The straightforward approach is also favoured by Danny de Ruiter, head of procurement at UK catering company Benugo, which has faced huge challenges during the pandemic as all its outlets – high-street cafés, restaurants, dining spaces inside public buildings and in-house corporate cafes – were forced to close.
One of many issues faced by de Ruiter was a surplus of fresh soup. While this may seem a minimal asset, overnight the company went from selling £100,000 worth of soup every week to facing vats of fresh product deteriorating, leaving procurement to negotiate freezer storage capacity at short notice, along with every other hospitality firm in the same position.
It’s important that these complications are conveyed to executive teams, not only for transparency, but because if you withhold details of operational challenges, it’s impossible to demonstrate your ability to overcome them.

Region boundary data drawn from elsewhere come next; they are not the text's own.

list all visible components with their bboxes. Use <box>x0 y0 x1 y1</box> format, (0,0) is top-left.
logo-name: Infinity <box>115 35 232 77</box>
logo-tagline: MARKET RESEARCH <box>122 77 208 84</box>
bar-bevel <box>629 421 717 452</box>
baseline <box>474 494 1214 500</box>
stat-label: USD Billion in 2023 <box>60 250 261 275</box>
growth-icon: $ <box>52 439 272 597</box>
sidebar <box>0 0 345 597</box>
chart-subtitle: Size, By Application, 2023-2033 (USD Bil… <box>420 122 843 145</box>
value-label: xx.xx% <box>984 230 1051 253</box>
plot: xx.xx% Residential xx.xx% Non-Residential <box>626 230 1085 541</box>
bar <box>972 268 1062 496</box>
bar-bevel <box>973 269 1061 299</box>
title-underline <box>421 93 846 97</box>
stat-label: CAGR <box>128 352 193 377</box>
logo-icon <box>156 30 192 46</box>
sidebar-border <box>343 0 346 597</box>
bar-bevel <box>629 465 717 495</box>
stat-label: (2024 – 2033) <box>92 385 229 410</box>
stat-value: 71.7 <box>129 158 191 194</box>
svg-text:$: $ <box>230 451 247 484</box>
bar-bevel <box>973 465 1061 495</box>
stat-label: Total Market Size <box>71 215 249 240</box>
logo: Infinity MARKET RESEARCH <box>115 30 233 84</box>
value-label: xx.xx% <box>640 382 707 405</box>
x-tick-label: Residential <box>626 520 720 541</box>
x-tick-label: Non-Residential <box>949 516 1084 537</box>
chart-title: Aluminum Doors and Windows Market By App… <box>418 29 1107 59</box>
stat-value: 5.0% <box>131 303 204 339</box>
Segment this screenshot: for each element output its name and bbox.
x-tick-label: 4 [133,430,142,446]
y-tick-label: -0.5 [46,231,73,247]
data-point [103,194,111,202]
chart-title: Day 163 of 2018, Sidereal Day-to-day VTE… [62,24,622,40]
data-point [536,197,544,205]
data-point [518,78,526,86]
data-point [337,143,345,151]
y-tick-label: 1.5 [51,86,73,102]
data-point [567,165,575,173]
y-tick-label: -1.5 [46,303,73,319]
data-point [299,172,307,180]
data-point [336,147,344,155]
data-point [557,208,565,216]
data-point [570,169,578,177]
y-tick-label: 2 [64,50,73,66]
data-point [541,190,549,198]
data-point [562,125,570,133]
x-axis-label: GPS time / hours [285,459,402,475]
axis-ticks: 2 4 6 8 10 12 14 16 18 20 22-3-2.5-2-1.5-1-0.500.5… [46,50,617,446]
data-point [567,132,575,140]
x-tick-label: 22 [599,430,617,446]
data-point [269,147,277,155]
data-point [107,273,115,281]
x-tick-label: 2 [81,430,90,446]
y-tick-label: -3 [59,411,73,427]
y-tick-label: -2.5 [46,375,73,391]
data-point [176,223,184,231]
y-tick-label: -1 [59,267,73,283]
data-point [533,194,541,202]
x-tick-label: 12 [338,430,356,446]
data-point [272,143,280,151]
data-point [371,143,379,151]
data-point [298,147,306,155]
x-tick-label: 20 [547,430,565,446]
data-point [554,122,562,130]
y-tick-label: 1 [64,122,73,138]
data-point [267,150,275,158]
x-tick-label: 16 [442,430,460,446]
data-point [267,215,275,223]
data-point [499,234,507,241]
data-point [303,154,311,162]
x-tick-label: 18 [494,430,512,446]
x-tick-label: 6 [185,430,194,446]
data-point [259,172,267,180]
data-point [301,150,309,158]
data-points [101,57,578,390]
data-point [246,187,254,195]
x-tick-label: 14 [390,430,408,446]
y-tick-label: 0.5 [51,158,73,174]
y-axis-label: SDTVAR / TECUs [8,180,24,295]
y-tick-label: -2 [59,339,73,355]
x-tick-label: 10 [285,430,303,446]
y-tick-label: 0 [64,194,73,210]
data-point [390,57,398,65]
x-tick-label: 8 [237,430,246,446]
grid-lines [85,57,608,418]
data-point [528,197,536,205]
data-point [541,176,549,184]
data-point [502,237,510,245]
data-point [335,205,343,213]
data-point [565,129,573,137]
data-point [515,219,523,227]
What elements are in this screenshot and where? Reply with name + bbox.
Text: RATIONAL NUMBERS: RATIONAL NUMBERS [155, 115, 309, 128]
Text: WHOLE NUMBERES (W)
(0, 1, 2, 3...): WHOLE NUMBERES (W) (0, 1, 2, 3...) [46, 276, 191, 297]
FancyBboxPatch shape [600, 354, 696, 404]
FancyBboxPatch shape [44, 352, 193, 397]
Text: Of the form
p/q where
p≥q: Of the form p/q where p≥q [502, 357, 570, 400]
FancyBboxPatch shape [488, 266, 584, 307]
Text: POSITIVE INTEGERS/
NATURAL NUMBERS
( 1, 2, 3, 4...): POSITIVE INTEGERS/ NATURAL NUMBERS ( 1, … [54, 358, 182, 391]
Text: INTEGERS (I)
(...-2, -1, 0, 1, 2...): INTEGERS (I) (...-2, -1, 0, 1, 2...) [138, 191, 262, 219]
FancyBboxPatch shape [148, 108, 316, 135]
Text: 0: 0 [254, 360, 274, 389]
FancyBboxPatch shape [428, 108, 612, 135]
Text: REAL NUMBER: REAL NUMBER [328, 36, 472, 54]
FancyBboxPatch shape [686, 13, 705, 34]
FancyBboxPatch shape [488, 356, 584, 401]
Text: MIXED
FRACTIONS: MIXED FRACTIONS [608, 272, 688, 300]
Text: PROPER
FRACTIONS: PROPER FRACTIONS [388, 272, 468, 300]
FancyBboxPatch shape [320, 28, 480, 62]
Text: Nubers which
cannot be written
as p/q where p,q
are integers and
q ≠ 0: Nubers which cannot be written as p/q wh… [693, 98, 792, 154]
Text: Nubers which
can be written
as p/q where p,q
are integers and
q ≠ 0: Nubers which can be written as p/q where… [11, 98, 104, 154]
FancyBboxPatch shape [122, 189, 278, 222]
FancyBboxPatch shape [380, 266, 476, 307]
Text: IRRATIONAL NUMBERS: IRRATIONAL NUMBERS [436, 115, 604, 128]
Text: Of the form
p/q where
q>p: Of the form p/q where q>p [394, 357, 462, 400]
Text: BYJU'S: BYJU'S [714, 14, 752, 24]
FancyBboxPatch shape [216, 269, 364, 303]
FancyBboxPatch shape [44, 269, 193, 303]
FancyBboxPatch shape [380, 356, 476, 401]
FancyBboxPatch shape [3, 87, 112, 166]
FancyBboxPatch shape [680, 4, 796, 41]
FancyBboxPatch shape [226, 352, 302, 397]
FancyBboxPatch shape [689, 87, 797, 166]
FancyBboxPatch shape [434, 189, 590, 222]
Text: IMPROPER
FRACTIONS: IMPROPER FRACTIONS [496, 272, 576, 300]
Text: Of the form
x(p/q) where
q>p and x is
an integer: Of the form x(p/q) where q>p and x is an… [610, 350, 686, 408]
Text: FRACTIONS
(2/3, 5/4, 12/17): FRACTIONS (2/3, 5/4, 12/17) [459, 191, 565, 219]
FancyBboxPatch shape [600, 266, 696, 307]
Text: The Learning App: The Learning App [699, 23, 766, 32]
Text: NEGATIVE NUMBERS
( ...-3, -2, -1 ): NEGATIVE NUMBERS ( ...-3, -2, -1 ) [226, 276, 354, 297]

“Whereas traditionally, I think purchasing had a cloak of secrecy around it, in this more digitalised world where there’s more information available, there is just no space for incompetence. So when I present to more senior members of our business, I’ll just be as open as I can,” says de Ruiter.
Share your wins
While procurement professionals are finally moving centre-stage, juggling their multiple roles as enablers, risk managers, business partners, communicators and strategic leaders, so the perception of procurement is changing across sectors.
With each pressing crisis and impending threat to supply chain security, procurement is gradually and increasingly being viewed as a high-value strategic activity and a critical component in achieving organisational objectives. A large part of this comes from sharing and vocalising wins to relay their significance and improve visibility of your team – just make sure your CEO hears about it too.